Cada 20 de noviembre, el Día Universal del Niño nos invita a detenernos y reflexionar sobre aquello que, pese a ser evidente, demasiadas veces olvidamos: la infancia no es un adorno emocional, sino un sujeto de derechos. Como abogado y como ciudadano comprometido con mi entorno, veo diariamente cómo esos derechos pueden fortalecerse, pero también cómo pueden erosionarse cuando las instituciones o los adultos fallamos.
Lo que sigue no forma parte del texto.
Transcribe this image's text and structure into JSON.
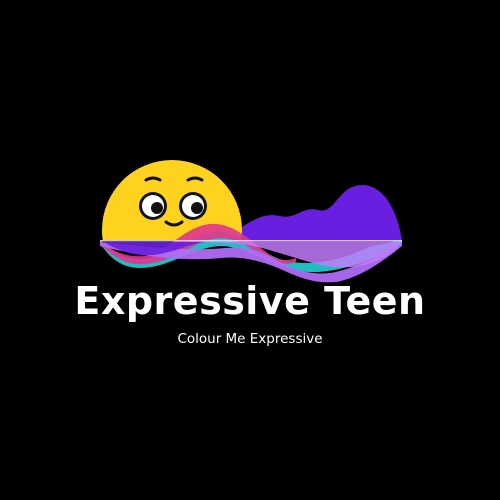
{
  "logo": {
    "icon": "smiling-face-with-sound-wave",
    "colors": {
      "background": "#000000",
      "face": "#FFD21F",
      "wave_purple": "#6A1FE0",
      "wave_violet": "#B06CF5",
      "wave_cyan": "#1FC9C9",
      "wave_pink": "#E0358E",
      "text": "#FFFFFF"
    }
  },
  "brand": {
    "name": "Expressive Teen",
    "tagline": "Colour Me Expressive"
  }
}
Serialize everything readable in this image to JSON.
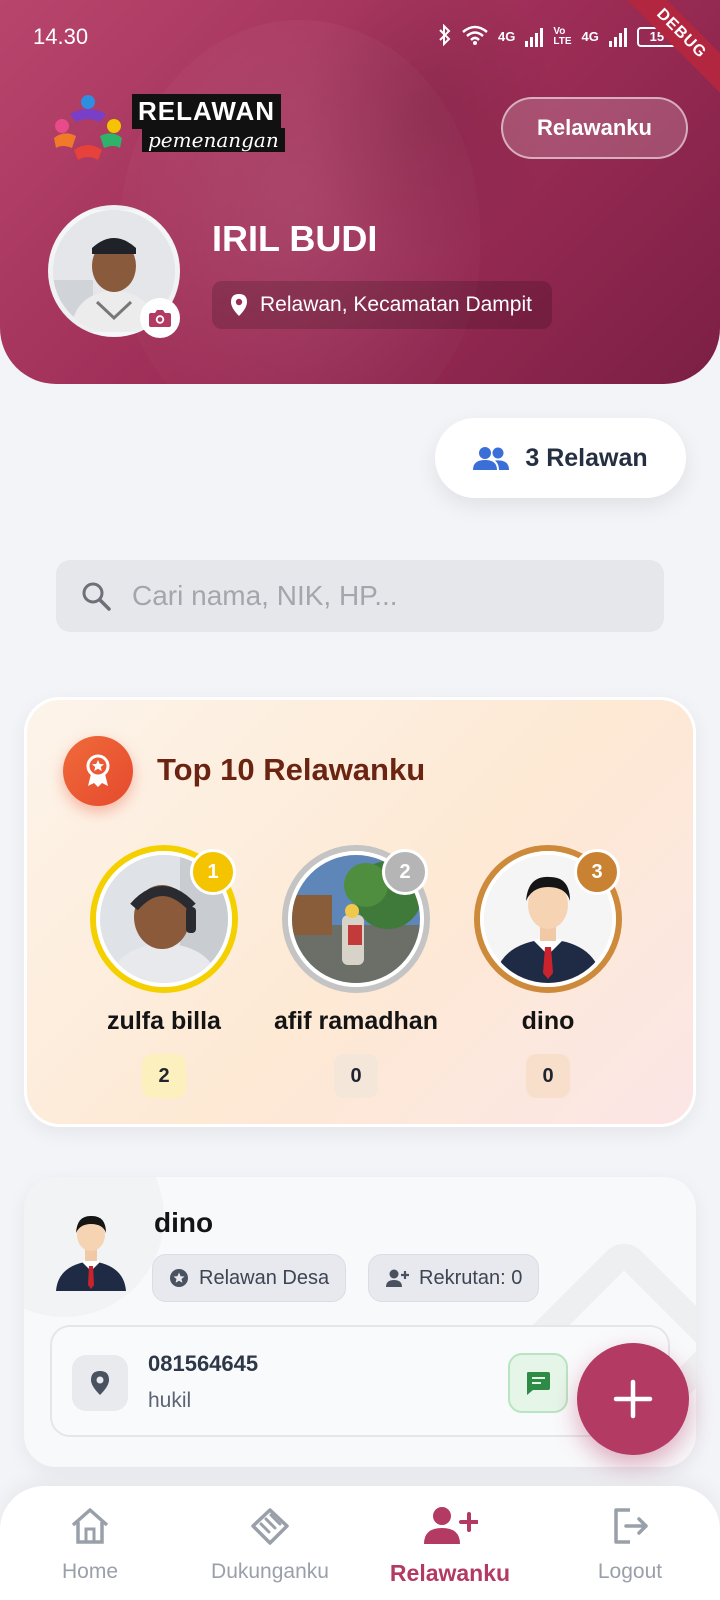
{
  "status_bar": {
    "time": "14.30",
    "net1": "4G",
    "net2": "Vo\nLTE",
    "net3": "4G",
    "battery": "15",
    "debug": "DEBUG"
  },
  "header": {
    "logo_text_1": "RELAWAN",
    "logo_text_2": "pemenangan",
    "action_button": "Relawanku",
    "profile_name": "IRIL BUDI",
    "profile_role": "Relawan, Kecamatan Dampit"
  },
  "count_pill": {
    "label": "3 Relawan"
  },
  "search": {
    "placeholder": "Cari nama, NIK, HP..."
  },
  "top_card": {
    "title": "Top 10 Relawanku",
    "podium": [
      {
        "rank": "1",
        "name": "zulfa billa",
        "count": "2",
        "ring": "#f5d000",
        "badge": "#f5c400",
        "count_bg": "#fdf0bf"
      },
      {
        "rank": "2",
        "name": "afif ramadhan",
        "count": "0",
        "ring": "#c4c4c4",
        "badge": "#b5b5b5",
        "count_bg": "#f4e7da"
      },
      {
        "rank": "3",
        "name": "dino",
        "count": "0",
        "ring": "#cd8a3a",
        "badge": "#c98132",
        "count_bg": "#f8dfcc"
      }
    ]
  },
  "member": {
    "name": "dino",
    "chip_role": "Relawan Desa",
    "chip_recruits": "Rekrutan: 0",
    "phone": "081564645",
    "address": "hukil"
  },
  "bottom_nav": {
    "items": [
      {
        "label": "Home"
      },
      {
        "label": "Dukunganku"
      },
      {
        "label": "Relawanku"
      },
      {
        "label": "Logout"
      }
    ]
  },
  "colors": {
    "brand": "#b33a63",
    "header_gradient_start": "#b8456c",
    "header_gradient_end": "#7c1f45",
    "award": "#e54a2d",
    "title_brown": "#6b2412",
    "count_icon_blue": "#3b6fd8"
  }
}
La labor jurídica en materia de infancia no consiste solo en resolver conflictos, sino en garantizar que cada menor tenga un espacio seguro para crecer, aprender y desarrollarse plenamente. Este enfoque —que puede parecer teórico— se materializa en decisiones concretas: desde custodias que deben priorizar el bienestar real del menor, hasta situaciones de vulnerabilidad social donde la administración debe actuar con diligencia efectiva. La legislación española y autonómica en protección de menores es clara, pero requiere voluntad política, medios suficientes y sensibilidad humana para convertirse en realidad.
En este sentido, conviene recordar una idea profundamente ligada a la esencia de este día. La filósofa Hannah Arendt afirmó: «La educación es el punto en que decidimos si amamos al mundo lo bastante como para asumir responsabilidad por él» (“La crisis en la educación, en Entre pasado y futuro, 1961). Esta frase, rigurosamente documentada, resume la obligación colectiva que tenemos: educar, proteger y acompañar a los niños no es solo un deber hacia ellos, sino una forma de cuidar el mundo que mañana heredarán.
Desde mi experiencia profesional, cuando un menor aparece en un expediente judicial, administrativo o social, no es un trámite más: es una llamada a actuar con máxima responsabilidad. Cada informe, cada resolución y cada intervención tiene consecuencias reales en una vida que apenas comienza. Por ello, los operadores jurídicos debemos recordar que el rigor no está reñido con la sensibilidad, y que el principio del interés superior del menor no admite interpretaciones relajadas ni decisiones apresuradas.
A nivel municipal, el compromiso con la infancia se traduce en políticas que faciliten la conciliación, que mantengan abiertos los comedores escolares como herramienta contra la desigualdad, que ofrezcan actividades culturales y deportivas accesibles, y que generen espacios públicos donde los niños puedan jugar sin miedo. Un pueblo o ciudad que cuida a sus niños no solo mejora la vida de las familias: se garantiza un futuro más sólido, más humano y más justo.
El Día Universal del Niño no es un día de celebración vacía, sino un recordatorio de que la infancia no puede esperar. No puede esperar a que mejore el presupuesto, a que haya más personal, a que el conflicto familiar “se calme solo”, a que la administración “llegue cuando pueda”. Los niños viven en el presente, y nuestro deber —jurídico, político y moral— es acompañarles ahora.
En definitiva, proteger a la infancia es construir justicia, dignidad y futuro. Como abogado, como servidor público y como ciudadano, seguiré defendiendo con firmeza que una sociedad que pone a los niños en el centro es una sociedad que ha elegido amar y mejorar el mundo, tal como Arendt nos instó a hacer hace ya más de medio siglo.